На меня налетели сзади, и плечо полоснуло болью, которая показалась невыносимой… а следом за ней пришла ярость, алая, как кровь. Горячая, как солнце.
Я очнулся в лесу. Я лежал, и многочисленные раны покрывали мое тело, а земля подо мной была влажна от крови. И я подумал, что умру, закрыл глаза и заговорил.
Я прощался с людьми и просил богов принять меня. Я был услышан.
Помню сквозь туман, застивший мое сознание, как наступила ночь. Она накрыла меня прохладой, утерла пот с разгоряченного лба и уняла лихорадку, подарив минуты счастливого забытья. Очнулся я в полдень, удивившись тому, что еще жив. Я попытался пошевелиться, но не смог и заплакал от огорченья, поняв, что агония будет длиться долго.
Я, как та старуха, смотрел на небо, но видел лишь белые просветы в рваном покрывале леса. А в полдень к месту, где я цеплялся за жизнь, вышел ягуар. Я услышал его рык и обрадовался. Смерть от клыков зверя представлялась менее мучительной, чем от жажды. И, собрав остатки сил, я закричал:
– Иди! Я жду тебя!
Он соскользнул с ветки мягко, как капля воды. И, подойдя ко мне, ягуар остановился. Это был огромный самец, на шкуре которого было столько же пятен, сколько и шрамов. Клыки его сияли белизной, а глаза были желты.
– Чего ты ждешь? – спросил я. – Вот он я. Убей.
Но вместо этого зверь лег рядом и принялся меня вылизывать. Прикосновения шершавого языка причиняли боль, ибо кожа моя, порванная ранами, была изрядно обожжена, но я терпел. Зверь вылизывал меня, будто своего котенка, а когда я все-таки попытался поднять руку, зарычал, но нежно, успокаивая.
Несмотря на его заботу, я бы умер к вечеру, однако уже тогда стало ясно, что боги приготовили мне иной путь: небо затянули тучи.
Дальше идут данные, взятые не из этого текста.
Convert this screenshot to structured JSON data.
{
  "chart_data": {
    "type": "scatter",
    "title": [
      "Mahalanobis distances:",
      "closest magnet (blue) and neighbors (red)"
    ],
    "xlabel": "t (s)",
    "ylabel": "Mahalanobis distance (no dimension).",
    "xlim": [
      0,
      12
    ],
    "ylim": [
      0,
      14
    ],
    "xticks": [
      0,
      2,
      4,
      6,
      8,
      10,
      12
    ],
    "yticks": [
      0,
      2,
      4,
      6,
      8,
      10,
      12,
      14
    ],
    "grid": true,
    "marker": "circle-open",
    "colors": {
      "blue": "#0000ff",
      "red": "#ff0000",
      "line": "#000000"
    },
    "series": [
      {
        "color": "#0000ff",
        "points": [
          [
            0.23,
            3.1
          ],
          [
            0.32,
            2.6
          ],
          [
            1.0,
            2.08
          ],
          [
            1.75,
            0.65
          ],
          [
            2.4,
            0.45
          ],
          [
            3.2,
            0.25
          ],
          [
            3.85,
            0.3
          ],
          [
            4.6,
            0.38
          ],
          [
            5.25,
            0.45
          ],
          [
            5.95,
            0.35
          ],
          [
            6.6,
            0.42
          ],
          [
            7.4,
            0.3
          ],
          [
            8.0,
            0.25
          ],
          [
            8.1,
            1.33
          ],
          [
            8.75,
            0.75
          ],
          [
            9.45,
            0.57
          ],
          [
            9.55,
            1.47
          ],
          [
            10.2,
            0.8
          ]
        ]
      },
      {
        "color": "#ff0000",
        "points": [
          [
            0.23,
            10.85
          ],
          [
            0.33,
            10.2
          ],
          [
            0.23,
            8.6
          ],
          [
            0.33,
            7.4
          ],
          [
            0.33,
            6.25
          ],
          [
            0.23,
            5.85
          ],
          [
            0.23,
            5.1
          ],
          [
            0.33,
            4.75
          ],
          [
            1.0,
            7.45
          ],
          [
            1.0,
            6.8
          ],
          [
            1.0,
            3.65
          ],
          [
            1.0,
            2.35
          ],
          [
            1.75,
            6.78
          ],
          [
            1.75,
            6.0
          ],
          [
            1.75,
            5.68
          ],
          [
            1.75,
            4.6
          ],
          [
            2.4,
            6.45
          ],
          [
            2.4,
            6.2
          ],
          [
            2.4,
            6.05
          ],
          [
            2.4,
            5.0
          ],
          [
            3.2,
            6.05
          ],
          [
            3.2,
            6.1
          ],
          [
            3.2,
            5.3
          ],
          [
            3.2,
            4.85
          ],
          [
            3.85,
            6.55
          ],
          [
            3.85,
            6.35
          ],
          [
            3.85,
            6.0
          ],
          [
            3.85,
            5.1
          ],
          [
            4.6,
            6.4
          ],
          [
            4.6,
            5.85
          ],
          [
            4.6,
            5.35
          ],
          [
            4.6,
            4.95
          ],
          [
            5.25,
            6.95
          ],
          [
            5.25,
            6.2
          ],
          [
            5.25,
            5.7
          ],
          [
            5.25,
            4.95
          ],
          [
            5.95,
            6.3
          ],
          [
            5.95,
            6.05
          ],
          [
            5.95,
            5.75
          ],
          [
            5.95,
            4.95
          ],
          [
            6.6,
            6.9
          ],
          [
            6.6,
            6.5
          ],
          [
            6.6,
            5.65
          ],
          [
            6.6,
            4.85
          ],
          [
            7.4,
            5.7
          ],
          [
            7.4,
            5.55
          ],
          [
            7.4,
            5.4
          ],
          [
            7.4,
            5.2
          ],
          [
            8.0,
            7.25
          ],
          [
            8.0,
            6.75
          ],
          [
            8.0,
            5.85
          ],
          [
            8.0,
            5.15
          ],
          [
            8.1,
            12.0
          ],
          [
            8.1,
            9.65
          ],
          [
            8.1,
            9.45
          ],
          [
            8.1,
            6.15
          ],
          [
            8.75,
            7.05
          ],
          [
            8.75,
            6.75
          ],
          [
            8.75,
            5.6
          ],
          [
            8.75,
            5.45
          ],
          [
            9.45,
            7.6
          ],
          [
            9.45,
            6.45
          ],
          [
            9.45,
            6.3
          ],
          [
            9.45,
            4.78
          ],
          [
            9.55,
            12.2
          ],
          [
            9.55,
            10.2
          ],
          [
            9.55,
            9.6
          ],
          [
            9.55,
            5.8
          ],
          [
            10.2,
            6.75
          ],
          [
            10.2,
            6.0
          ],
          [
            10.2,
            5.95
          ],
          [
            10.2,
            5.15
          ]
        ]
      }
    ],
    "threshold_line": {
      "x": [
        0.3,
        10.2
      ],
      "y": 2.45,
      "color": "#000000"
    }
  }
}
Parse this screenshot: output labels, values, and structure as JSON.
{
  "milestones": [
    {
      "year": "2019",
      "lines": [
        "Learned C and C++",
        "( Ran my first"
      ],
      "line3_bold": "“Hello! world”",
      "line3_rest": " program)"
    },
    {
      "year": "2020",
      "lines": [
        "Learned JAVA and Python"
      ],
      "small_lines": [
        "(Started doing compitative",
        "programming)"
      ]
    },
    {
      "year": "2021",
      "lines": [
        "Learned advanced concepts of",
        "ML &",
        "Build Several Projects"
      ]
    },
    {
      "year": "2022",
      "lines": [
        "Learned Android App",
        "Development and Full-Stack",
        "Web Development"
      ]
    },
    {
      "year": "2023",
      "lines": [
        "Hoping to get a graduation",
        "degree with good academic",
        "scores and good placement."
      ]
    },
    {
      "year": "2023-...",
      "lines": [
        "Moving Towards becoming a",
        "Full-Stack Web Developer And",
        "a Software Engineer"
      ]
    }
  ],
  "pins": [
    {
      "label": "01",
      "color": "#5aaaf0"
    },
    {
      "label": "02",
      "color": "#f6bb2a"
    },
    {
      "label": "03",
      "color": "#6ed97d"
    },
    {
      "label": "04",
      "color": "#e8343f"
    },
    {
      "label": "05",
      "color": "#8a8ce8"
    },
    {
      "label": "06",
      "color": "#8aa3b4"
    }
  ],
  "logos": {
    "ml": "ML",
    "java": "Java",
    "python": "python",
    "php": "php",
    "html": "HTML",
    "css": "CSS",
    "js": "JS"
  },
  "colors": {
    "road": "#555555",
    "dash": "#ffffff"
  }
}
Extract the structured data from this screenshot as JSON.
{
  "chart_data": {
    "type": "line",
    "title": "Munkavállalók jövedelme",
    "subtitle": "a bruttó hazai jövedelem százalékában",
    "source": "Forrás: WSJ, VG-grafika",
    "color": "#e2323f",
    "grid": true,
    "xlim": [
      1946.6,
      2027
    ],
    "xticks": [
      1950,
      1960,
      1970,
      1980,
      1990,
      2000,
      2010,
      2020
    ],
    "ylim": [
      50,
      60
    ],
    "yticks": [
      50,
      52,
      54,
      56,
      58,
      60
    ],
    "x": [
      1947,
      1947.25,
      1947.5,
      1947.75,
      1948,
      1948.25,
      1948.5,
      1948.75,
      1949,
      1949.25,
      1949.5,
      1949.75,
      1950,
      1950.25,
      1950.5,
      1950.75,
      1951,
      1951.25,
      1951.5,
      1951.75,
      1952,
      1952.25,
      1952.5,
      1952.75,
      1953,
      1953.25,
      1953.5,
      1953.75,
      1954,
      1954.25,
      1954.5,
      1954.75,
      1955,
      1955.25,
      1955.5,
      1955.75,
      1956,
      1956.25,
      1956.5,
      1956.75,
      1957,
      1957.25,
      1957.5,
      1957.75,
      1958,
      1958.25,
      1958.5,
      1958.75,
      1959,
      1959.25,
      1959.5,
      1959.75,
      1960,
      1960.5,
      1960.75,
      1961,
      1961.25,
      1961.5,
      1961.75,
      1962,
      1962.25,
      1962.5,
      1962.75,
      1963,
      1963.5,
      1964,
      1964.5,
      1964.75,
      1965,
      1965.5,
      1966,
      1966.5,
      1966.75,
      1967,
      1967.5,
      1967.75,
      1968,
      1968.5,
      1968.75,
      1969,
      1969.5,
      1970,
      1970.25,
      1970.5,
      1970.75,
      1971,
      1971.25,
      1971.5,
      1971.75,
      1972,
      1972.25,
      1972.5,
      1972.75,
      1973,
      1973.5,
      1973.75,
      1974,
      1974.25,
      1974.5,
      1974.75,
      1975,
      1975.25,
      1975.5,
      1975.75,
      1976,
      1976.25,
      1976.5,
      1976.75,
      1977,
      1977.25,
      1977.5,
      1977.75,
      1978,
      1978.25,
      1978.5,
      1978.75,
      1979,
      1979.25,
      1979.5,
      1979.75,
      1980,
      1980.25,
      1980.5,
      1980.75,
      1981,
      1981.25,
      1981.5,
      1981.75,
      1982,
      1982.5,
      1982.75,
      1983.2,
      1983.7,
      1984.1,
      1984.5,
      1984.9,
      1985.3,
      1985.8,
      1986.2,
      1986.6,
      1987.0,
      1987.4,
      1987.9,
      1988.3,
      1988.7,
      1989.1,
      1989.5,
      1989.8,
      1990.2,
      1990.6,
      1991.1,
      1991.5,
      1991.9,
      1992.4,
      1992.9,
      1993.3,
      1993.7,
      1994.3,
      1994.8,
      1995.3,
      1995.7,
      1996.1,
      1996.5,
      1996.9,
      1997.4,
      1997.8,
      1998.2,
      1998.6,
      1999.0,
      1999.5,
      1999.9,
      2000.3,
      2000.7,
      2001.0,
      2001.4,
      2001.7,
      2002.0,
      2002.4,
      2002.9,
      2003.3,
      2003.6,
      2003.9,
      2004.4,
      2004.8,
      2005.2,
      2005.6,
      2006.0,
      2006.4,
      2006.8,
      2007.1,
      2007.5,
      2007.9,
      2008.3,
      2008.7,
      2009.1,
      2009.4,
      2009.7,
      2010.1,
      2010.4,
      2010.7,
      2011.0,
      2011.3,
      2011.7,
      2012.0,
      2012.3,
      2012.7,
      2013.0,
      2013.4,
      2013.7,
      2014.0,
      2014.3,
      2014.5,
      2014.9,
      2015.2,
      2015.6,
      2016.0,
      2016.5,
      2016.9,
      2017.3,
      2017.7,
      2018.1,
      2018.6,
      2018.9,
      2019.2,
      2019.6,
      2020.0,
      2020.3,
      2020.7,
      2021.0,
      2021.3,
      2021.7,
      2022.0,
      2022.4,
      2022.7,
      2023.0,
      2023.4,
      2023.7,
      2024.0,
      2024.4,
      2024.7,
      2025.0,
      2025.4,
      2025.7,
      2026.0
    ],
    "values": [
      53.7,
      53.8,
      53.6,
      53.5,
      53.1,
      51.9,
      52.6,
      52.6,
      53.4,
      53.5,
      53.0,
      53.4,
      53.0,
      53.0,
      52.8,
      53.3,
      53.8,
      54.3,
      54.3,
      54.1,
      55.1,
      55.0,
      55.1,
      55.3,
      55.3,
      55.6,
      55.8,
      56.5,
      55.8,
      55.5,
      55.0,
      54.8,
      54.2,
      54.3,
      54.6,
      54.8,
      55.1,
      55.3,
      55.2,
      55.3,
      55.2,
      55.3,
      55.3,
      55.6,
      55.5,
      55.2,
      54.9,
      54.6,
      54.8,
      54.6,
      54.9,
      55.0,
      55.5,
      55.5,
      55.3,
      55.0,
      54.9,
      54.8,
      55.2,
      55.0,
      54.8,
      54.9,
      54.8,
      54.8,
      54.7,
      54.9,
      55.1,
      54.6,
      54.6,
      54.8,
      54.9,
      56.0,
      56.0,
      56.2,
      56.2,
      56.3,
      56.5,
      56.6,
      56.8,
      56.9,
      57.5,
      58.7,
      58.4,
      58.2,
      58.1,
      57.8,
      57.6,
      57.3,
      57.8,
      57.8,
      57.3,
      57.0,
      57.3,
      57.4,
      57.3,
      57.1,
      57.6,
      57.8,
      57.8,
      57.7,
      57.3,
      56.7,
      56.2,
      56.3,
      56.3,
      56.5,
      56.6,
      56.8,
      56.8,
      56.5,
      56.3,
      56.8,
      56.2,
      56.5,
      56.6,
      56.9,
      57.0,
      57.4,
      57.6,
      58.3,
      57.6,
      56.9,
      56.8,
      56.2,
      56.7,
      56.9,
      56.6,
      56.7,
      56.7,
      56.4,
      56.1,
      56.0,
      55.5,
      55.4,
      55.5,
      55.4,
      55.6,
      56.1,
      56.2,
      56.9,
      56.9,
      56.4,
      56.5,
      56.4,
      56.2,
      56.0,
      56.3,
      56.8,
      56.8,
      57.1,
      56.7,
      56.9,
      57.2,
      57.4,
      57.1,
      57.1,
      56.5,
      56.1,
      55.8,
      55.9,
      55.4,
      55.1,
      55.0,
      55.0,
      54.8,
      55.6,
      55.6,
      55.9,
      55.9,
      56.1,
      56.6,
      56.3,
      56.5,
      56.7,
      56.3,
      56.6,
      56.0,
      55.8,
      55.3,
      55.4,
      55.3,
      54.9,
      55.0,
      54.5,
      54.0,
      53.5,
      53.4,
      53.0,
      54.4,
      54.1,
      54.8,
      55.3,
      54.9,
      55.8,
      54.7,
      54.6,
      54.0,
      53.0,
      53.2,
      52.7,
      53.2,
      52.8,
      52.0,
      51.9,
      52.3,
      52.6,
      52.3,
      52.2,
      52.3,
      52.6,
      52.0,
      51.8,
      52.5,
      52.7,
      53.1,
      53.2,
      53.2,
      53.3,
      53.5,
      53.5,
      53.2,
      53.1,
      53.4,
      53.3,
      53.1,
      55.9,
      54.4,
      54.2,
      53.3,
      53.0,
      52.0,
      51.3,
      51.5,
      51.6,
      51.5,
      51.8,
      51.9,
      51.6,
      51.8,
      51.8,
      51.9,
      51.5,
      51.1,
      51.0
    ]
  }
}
Серые и лохматые, они сверкали молниями. А голос грома был подобен рыку. И дрожали деревья, роняя мертвые листья, а ягуар лишь тесней прижимался ко мне.
Первые капли прошли сквозь толщу леса, как дротики сквозь тело. Они разбились о сухую землю и утонули в ней же, давая жизнь корням. Их становилось все больше и больше… Я открыл рот и глотал воду, дурея от счастья.
Так мне удалось выжить.
Рассказав это, мой пленитель замолчал и погрузился в воспоминания, путь в которые для меня был закрыт. Я же вспоминал собственное детство, каковое теперь представлялось временем безусловно счастливым. Пыльные улицы родного города, коты и собаки, которых было столь же много, сколь и нищих. Шлюхи, солдаты, студенты и богословы. Торговцы. Чужестранцы. Монахи. Священники. Вечная суета, бурление людского моря, где мы, малые, взрослели.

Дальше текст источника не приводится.